The impact of that, he said, based on EPA calculations, is equal to 18,400 miles of driving emissions.
Richmond has clients throughout the area from Warren, Washington and Saratoga counties, including one gardener in Fort Ann who is comparing his vermicast — including a liquid “cold-brewed tea” — against traditional fertilizers.
The gardener, Paul Messina, said he started tomato and pepper plants from seeds in March, some in commercial soil and some in the vermicast.
Not only did the vermicast seeds sprout first by up to a week earlier, the plants when planted in outdoor soil grew bigger with bigger tomatoes and peppers than others fertilized with his usual Miracle -Gro.
“And with the tomatoes, there were more on the plant,” he said, adding that he, to date, hasn’t had to pay for the worm castings and “tea” because “I’m the lab.”
“But I would pay for it if I had to,” he said.
Richmond said some customers buy worms to start their own compost fertilizer operations while others forgo dealing with worms and just buy the vermicast to improve their gardens.
“Some say they like the concept, but say ‘not in my house,'” he said. “But they are contained and there’s no odor if you do it right.”
Although he has two sons, ages 17 and 19, and although they do help when asked, Richmond said the worm operation is pretty much his baby. He said he wanted to do something with the farm they live on and worms fit his already full-time work schedule.

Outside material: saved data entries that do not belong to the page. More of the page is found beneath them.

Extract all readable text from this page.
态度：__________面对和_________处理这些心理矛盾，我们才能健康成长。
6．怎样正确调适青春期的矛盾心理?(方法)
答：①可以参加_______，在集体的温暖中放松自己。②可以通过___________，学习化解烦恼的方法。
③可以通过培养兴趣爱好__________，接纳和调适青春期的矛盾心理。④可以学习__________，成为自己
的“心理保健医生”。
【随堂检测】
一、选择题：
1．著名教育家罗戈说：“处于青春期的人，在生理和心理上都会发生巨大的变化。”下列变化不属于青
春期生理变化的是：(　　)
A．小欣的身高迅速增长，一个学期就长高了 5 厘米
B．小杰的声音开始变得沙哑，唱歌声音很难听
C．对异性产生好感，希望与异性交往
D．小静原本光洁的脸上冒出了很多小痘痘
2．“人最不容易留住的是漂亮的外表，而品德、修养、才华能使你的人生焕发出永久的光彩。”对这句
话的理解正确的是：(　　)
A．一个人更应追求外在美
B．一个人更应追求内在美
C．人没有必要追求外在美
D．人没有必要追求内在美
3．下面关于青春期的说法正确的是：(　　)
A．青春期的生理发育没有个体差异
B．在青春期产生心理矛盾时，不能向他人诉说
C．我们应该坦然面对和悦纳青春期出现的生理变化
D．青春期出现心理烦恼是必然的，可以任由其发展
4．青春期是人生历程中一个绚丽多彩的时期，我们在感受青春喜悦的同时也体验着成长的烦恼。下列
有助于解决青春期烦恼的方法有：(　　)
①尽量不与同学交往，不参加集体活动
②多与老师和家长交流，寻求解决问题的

In recent months, he’s also been taking his worm show on the road with presentations at Crandall Public Library, garden clubs and the Queensbury Recreation Department. He said the technology surely isn’t new, but a lot of people aren’t aware of the benefits of composting worms.
Mark Behan, Richmond’s boss at Behan Communications, said his company has always tried to hire “the smartest, most interesting people we can find and they tend to bring raging curiosity and diverse interests.”
“We’ve had singers, actors, world travelers, gourmet cooks, a marathoner, a champion drum major, a handicapper and a rock ‘n’ roll guitarist. Bill is our beloved resident farmer. When he raised chickens, he brought us fresh eggs. Now he’s our first vermiculturist! It’s an interesting place to work,” he said.
But what about the prospect of the former journalist turned public communication specialist being labeled as the local worm guy?
“I don’t have any qualms being known as that wacky worm guy,” Richmond said with a chuckle.